As the trustee, your mother has a fiduciary role, which means she’s required to put the interests of the beneficiary (you) ahead of her own. As the beneficiary, you’re entitled to regular financial statements. If your mother fails to provide the requested statements, you can send her a letter of demand. If she still refuses or you suspect she’s stealing or mismanaging funds, you could petition the court to have her removed as trustee. You could also sue her personally for breaching her fiduciary duty.

Dear Penny

Ask Dear Penny!

Get practical money advice from Dana Miranda, the voice of Dear Penny and a Certified Educator in Personal Finance.





DISCLAIMER: Questions will appear in The Penny Hoarder’s “Dear Penny” column. We are unable to answer every letter. We reserve the right to edit and publish your questions. But don’t worry — your identity will remain anonymous.

Whether your mother disburses the funds all at once or in increments, there’s no reason you can’t just gift your sister half. For any gift that exceeds the annual exclusion amount — $17,000 in 2023 — you need to fill out IRS Form 709. But as long as you don’t gift more than your lifetime exclusion amount — $12.92 million in 2023 — you won’t have to pay taxes on the gifted amount. You’d just need to tell the IRS about it.

Here’s where it gets complicated, though: You’ll pay income taxes on the portion of trust distributions attributable to interest and investment gains, but not the principal. Also, while inheritances aren’t taxable at the federal level, six states (Iowa, Kentucky, Maryland, Nebraska, New Jersey and Pennsylvania) have an inheritance tax.

You’ll be on the hook for the tax bill since you’re the trust’s beneficiary. But since your sister is receiving half of the money, make sure you subtract half the taxes from her share. For instance, if your distribution triggers an extra $10,000 in taxes, you’d give her half the amount you receive minus $5,000.

You’re correct that you wouldn’t be able to put hundreds of thousands of dollars in your 401(k) at once. Your 401(k) is funded through payroll deductions, and the limit on contributions for anyone younger than 50 is $22,500 in 2023.

But there’s no limit on the amount you can put in a taxable account. You could hang onto that money and use it to max out all tax-advantaged accounts, including 401(k)s and IRAs, each year. Or you could keep the money in the taxable account, knowing you can access it penalty-free at any time. If you hold your investments for over a year, you’d be taxed at long-term capital gains rates, which are just 15% for most Americans.

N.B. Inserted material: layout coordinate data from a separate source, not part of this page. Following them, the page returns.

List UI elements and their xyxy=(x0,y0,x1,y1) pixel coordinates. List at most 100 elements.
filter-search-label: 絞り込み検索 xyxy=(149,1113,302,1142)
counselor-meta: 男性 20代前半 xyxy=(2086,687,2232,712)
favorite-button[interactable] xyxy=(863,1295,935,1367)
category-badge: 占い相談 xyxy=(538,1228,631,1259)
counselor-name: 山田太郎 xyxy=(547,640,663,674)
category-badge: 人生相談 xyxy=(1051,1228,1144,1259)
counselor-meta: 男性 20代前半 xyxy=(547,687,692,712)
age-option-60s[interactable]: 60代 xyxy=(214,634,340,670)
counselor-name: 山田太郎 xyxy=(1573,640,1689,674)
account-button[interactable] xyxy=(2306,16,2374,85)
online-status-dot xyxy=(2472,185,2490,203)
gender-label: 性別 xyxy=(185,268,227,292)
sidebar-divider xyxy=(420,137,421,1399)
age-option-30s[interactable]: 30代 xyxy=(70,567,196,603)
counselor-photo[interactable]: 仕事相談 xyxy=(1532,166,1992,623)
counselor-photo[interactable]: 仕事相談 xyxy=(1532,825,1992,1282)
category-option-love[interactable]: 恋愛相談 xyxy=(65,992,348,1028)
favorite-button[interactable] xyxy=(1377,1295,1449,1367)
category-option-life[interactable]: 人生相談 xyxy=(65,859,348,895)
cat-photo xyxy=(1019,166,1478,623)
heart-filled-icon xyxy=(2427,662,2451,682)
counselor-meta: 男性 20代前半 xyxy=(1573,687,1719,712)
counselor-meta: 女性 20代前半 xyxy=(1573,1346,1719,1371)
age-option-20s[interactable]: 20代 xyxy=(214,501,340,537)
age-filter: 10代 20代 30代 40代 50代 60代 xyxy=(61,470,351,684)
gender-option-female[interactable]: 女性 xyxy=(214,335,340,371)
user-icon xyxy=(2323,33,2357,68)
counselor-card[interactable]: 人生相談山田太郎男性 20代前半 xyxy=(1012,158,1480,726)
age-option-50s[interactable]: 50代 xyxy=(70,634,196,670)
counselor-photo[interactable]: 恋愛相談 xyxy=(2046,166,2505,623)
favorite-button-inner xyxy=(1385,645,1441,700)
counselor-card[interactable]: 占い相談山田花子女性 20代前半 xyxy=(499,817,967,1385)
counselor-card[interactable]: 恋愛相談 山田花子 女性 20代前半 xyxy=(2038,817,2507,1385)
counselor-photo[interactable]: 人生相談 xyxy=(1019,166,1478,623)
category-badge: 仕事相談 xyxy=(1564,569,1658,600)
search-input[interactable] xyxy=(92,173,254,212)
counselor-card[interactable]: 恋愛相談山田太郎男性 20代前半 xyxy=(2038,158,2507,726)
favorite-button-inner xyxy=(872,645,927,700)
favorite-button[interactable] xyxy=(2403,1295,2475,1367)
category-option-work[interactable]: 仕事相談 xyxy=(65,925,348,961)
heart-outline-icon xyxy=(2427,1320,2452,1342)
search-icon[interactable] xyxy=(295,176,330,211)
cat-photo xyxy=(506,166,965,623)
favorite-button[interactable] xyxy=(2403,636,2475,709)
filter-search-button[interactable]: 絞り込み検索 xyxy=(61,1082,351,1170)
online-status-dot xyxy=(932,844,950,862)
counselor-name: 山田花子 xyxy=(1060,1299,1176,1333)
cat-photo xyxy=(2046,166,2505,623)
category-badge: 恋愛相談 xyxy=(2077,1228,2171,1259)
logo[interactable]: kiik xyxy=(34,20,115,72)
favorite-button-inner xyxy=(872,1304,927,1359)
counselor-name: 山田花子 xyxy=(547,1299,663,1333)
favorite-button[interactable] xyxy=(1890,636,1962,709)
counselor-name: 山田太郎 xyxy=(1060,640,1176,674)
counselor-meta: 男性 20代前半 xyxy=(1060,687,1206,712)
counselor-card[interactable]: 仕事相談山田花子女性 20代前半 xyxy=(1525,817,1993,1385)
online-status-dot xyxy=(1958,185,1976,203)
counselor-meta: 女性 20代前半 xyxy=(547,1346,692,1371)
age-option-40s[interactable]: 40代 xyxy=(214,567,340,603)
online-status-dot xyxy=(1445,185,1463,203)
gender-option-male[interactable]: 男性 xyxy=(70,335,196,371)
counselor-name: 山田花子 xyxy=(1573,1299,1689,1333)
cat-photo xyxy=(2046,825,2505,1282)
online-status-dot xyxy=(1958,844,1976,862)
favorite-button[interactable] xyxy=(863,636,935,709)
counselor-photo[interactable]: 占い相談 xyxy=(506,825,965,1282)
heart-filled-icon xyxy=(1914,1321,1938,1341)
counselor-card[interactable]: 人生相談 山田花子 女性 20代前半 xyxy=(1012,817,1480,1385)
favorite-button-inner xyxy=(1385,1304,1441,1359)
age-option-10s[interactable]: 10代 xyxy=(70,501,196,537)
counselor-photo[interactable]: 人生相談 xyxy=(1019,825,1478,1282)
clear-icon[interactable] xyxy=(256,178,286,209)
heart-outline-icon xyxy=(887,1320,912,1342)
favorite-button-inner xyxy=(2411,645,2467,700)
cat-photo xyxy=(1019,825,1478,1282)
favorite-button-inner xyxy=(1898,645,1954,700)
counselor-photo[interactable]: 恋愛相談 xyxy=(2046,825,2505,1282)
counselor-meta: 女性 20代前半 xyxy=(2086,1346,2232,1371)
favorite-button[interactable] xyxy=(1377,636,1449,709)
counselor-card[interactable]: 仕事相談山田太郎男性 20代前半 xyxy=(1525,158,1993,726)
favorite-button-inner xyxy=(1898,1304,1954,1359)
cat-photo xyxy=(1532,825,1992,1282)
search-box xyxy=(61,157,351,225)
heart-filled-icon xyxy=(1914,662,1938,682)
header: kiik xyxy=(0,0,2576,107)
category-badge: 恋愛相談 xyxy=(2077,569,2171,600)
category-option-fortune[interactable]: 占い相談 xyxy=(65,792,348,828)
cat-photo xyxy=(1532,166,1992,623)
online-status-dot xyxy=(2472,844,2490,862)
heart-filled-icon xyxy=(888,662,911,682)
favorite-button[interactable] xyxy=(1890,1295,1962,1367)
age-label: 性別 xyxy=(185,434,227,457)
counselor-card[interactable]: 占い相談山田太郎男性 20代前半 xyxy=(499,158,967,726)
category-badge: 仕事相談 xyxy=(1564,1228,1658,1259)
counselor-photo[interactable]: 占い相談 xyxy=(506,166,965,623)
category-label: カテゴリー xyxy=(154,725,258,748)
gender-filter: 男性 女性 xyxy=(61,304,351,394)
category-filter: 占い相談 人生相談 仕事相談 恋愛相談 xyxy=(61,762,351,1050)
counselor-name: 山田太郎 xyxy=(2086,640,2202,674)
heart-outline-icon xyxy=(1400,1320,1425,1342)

Since this is a significant amount of money, it’s worth hiring a financial planner to discuss the best ways to invest this money based on your personal goals and risk tolerance. Look for a planner who’s a fiduciary and uses a fee-only model so that they’re compensated based on the services they provide, not what they sell you.

If you keep a close eye on your trust’s financial statements, I think you’ll use this money in a way that would make your grandfather proud. Your letter illustrates the importance of keeping estate documents up to date, though. Fortunately, you’re following your grandfather’s wishes by sharing your inheritance with your sister. But anyone who assumes their beneficiary will do what’s right could leave a lasting family feud as their legacy.